多くのプレーヤーは得てしてポジションに関して無頓着です。ルースなプレーヤーはアーリーポジションから弱いハンドで参加することで、後ろに控えるプレーヤーの中の強いレンジに対して自分を孤立させてしまいます。逆にタイト目のプレーヤーは特にレイトポジションにおける利益的なスポットをみすみす逃している可能性があります。

一例としてボタンの自分までフォールドでまわってきた場合を考えてみましょう。自分の後ろに控えるプレーヤーはたった二人しかいないのですから、上位33%以上のハンドを持っている場合は平均的にベストハンドである可能性が高いのです。ベストハンドかつポジションですからこれは明らかに+EVの場面です。こういった局面で必要以上にタイトになることでひいては全体の Winrate に影響を及ぼすことが想像できると思います。

自分の後にアクションするプレーヤーの人数を考慮すると、各ポジションでの最適なオープン率はおのずと決まってきます。
今回は自分が最初にオープンする場合に限って考えてみましょう。前から既にレイズが入っている場合は平均的に強いレンジに相対することになるのでもっと絞る必要があります。
また、SBとBBにおける参加率は相手プレーヤーの傾向・レイズサイズによって大きく異なってくるのでこれも今回は割愛します。

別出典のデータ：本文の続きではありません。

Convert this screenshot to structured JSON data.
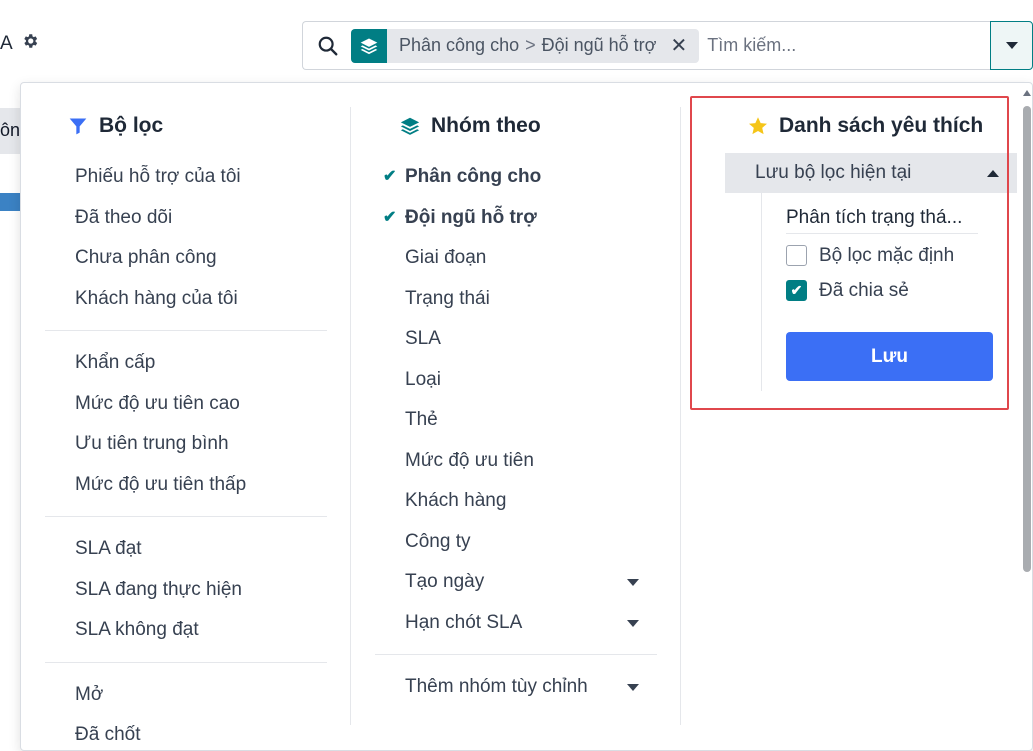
{
  "topbar": {
    "title_fragment": "A"
  },
  "search": {
    "facet": {
      "part1": "Phân công cho",
      "separator": ">",
      "part2": "Đội ngũ hỗ trợ"
    },
    "placeholder": "Tìm kiếm..."
  },
  "background": {
    "fragment": "ông"
  },
  "filters": {
    "title": "Bộ lọc",
    "groups": [
      [
        "Phiếu hỗ trợ của tôi",
        "Đã theo dõi",
        "Chưa phân công",
        "Khách hàng của tôi"
      ],
      [
        "Khẩn cấp",
        "Mức độ ưu tiên cao",
        "Ưu tiên trung bình",
        "Mức độ ưu tiên thấp"
      ],
      [
        "SLA đạt",
        "SLA đang thực hiện",
        "SLA không đạt"
      ],
      [
        "Mở",
        "Đã chốt"
      ]
    ]
  },
  "groupby": {
    "title": "Nhóm theo",
    "items": [
      {
        "label": "Phân công cho",
        "checked": true
      },
      {
        "label": "Đội ngũ hỗ trợ",
        "checked": true
      },
      {
        "label": "Giai đoạn"
      },
      {
        "label": "Trạng thái"
      },
      {
        "label": "SLA"
      },
      {
        "label": "Loại"
      },
      {
        "label": "Thẻ"
      },
      {
        "label": "Mức độ ưu tiên"
      },
      {
        "label": "Khách hàng"
      },
      {
        "label": "Công ty"
      },
      {
        "label": "Tạo ngày",
        "submenu": true
      },
      {
        "label": "Hạn chót SLA",
        "submenu": true
      }
    ],
    "custom_group": "Thêm nhóm tùy chỉnh"
  },
  "favorites": {
    "title": "Danh sách yêu thích",
    "save_current": "Lưu bộ lọc hiện tại",
    "filter_name": "Phân tích trạng thá...",
    "default_filter": {
      "label": "Bộ lọc mặc định",
      "checked": false
    },
    "shared": {
      "label": "Đã chia sẻ",
      "checked": true
    },
    "save_button": "Lưu"
  },
  "colors": {
    "accent": "#017e84",
    "primary_button": "#3b6ff5",
    "highlight": "#e0474c",
    "filter_icon": "#3b6ff5",
    "star": "#f5c518"
  }
}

各ポジションのオープン率の目安は次の通りです。(6-max)

UTG   12 ~ 16%

MP     15 ~ 20%

CO     22 ~ 28%

BU     30 ~ 40%

自分の Opening Ranges を設定しよう

実際に自分なりのオープンレンジ表を作ってみましょう。
まずは、"PokerStrategy.com" が、無料で提供している "Equilab" をダウンロードして立ち上げます。

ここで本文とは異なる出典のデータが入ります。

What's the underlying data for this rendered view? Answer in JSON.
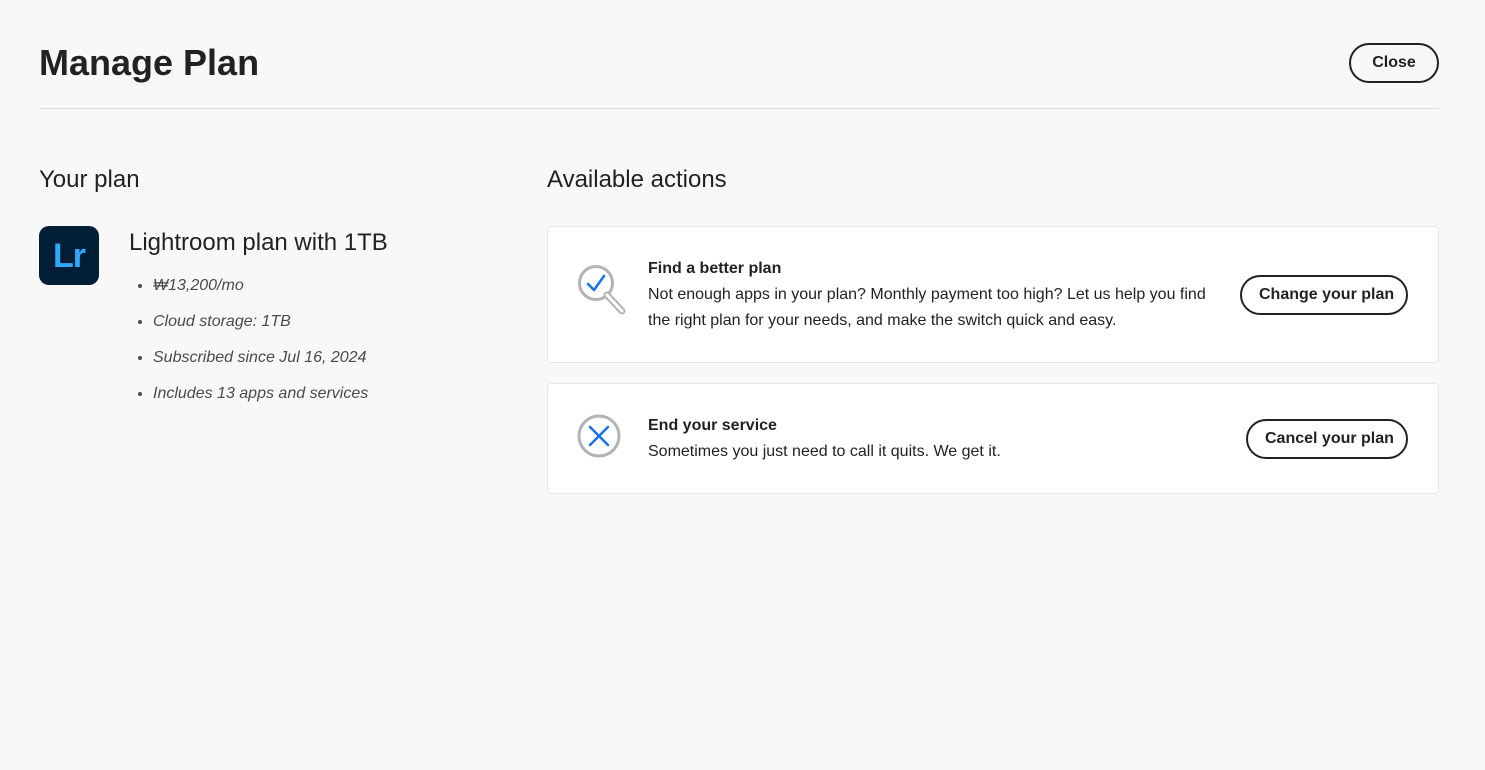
{
  "header": {
    "title": "Manage Plan",
    "close_label": "Close"
  },
  "your_plan": {
    "heading": "Your plan",
    "app_icon_text": "Lr",
    "plan_name": "Lightroom plan with 1TB",
    "details": [
      "₩13,200/mo",
      "Cloud storage: 1TB",
      "Subscribed since Jul 16, 2024",
      "Includes 13 apps and services"
    ]
  },
  "available_actions": {
    "heading": "Available actions",
    "cards": [
      {
        "icon": "magnifier-check-icon",
        "title": "Find a better plan",
        "description": "Not enough apps in your plan? Monthly payment too high? Let us help you find the right plan for your needs, and make the switch quick and easy.",
        "button_label": "Change your plan"
      },
      {
        "icon": "circle-x-icon",
        "title": "End your service",
        "description": "Sometimes you just need to call it quits. We get it.",
        "button_label": "Cancel your plan"
      }
    ]
  },
  "colors": {
    "background": "#f8f8f8",
    "card_background": "#ffffff",
    "text": "#222222",
    "accent_blue": "#1473e6",
    "icon_gray": "#b3b3b3",
    "lightroom_bg": "#001e36",
    "lightroom_text": "#31a8ff"
  }
}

https://ja.pokerstrategy.com/poker-software-tools/equilab-holdem/

RoY opening ranges

どのポジションでも構わないので一番左のボタンをクリックすると、ハンドレンジのマトリックスが表示されます。
ここでスライドバーを左右に移動させるとVPIPがリニアに変化しますので、後はハンドのプレイのしやすさなどに応じて個別に微調整していきます。
各ポジションの自分なりのオープンレンジ表が出来上がったら右側の "user-defined ranges" のフォルダに保存して、後で見かえせるようにしておきましょう。

ちなみに上は私のUTGのオープンレンジです。
スモールペアはプレイしにくいのでフォールド、またミドルカードのボードをカバーしたいのでエクイティを犠牲にしてもスーテッドコネクターを採用してみました。
マージナルなハンドの中でどれを選ぶかはそれぞれ意見の分かれるところだと思います。
今回はその点に関しての言及は控えます。

重要なことは、ポジションに応じた自分なりの Opening Ranges をしっかり頭に入れてプレイすること。
そうすることで、弱すぎるハンドで参加したり必要以上にタイトになったりといった
場当たり的なプレイ、そしてひいてはティルトを防ぐことにつながります。
読者の方もぜひ、実践してみてください。

以上、プリフロップのハンドレンジ考察でした。